The stated reason for the December ban was a matter of national security: bad guys are increasingly using drones to carry out nefarious activities. Therefore, we should ban drones! But not all of them, for some reason, only foreigners. As long as terrorists and drug smugglers buy Americans, it’s fine. Oh, and also, the ban was only for New Model. Sales of old foreign models may continue. He will keep this country safe!
And it will be safe even when flying toys around small children. The DOD has a strict list of criteria to qualify as a “toy drone,” including a weight of less than 0.3 pounds, a controllable range of 300 feet, no GPS, no network connectivity, no cameras, and a maximum flight time of 10 minutes, among other things.

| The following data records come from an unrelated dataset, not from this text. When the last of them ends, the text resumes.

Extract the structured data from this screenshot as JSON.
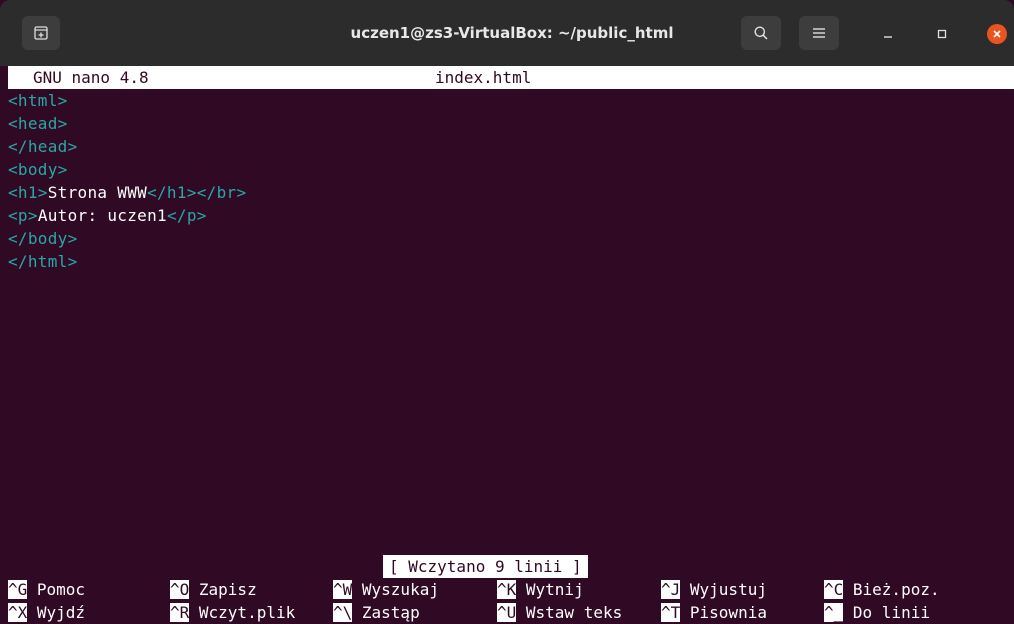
{
  "window": {
    "title": "uczen1@zs3-VirtualBox: ~/public_html",
    "icons": {
      "new_tab": "new-tab-icon",
      "search": "search-icon",
      "menu": "hamburger-menu-icon",
      "minimize": "minimize-icon",
      "maximize": "maximize-icon",
      "close": "close-icon"
    },
    "colors": {
      "titlebar": "#2c2c2c",
      "close": "#e95420",
      "terminal_bg": "#300a24",
      "tag": "#2aa6a8"
    }
  },
  "nano": {
    "version": "GNU nano 4.8",
    "filename": "index.html",
    "lines": [
      [
        {
          "t": "tag",
          "v": "<html>"
        }
      ],
      [
        {
          "t": "tag",
          "v": "<head>"
        }
      ],
      [
        {
          "t": "tag",
          "v": "</head>"
        }
      ],
      [
        {
          "t": "tag",
          "v": "<body>"
        }
      ],
      [
        {
          "t": "tag",
          "v": "<h1>"
        },
        {
          "t": "txt",
          "v": "Strona WWW"
        },
        {
          "t": "tag",
          "v": "</h1></br>"
        }
      ],
      [
        {
          "t": "tag",
          "v": "<p>"
        },
        {
          "t": "txt",
          "v": "Autor: uczen1"
        },
        {
          "t": "tag",
          "v": "</p>"
        }
      ],
      [
        {
          "t": "tag",
          "v": "</body>"
        }
      ],
      [
        {
          "t": "tag",
          "v": "</html>"
        }
      ]
    ],
    "status": "[ Wczytano 9 linii ]",
    "shortcuts_row1": [
      {
        "key": "^G",
        "label": "Pomoc"
      },
      {
        "key": "^O",
        "label": "Zapisz"
      },
      {
        "key": "^W",
        "label": "Wyszukaj"
      },
      {
        "key": "^K",
        "label": "Wytnij"
      },
      {
        "key": "^J",
        "label": "Wyjustuj"
      },
      {
        "key": "^C",
        "label": "Bież.poz."
      }
    ],
    "shortcuts_row2": [
      {
        "key": "^X",
        "label": "Wyjdź"
      },
      {
        "key": "^R",
        "label": "Wczyt.plik"
      },
      {
        "key": "^\\",
        "label": "Zastąp"
      },
      {
        "key": "^U",
        "label": "Wstaw teks"
      },
      {
        "key": "^T",
        "label": "Pisownia"
      },
      {
        "key": "^_",
        "label": "Do linii"
      }
    ]
  }
}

Yes, it took months for the Pentagon to determine that these were safe.
make it meaningful
If you’re confused by what’s going on here, the point is that this isn’t really about national security. Well, it is, but not in the “terrorists will attack” sense. This is actually about America’s drone production capacity, which is far behind China. Pentagon knows cheap drones are part of Swarm 21scheduled tribe war of the century, but without a strong domestic supply chain, it cannot build its own arsenal. You see, armies generally don’t like to buy in large quantities from potential adversaries. (For allies: The Pentagon has begun whitelisting specific foreign drones for exceptions from the ban.)
So banning the sale of new models of foreign drones actually meant a kind of coercion against domestic production. Hey American drone manufacturers, you will no longer have any new competition! Come and enter the market. And then DoD can buy your stuff en masse.
In that sense, toy drones are “dangerous” not because a terrorist can’t use them to attack, but because the Pentagon can’t. Since there is no reason the military would ever use toy drones, there is also no reason to encourage domestic production of them. So bring in foreign competition – DoD doesn’t care about it.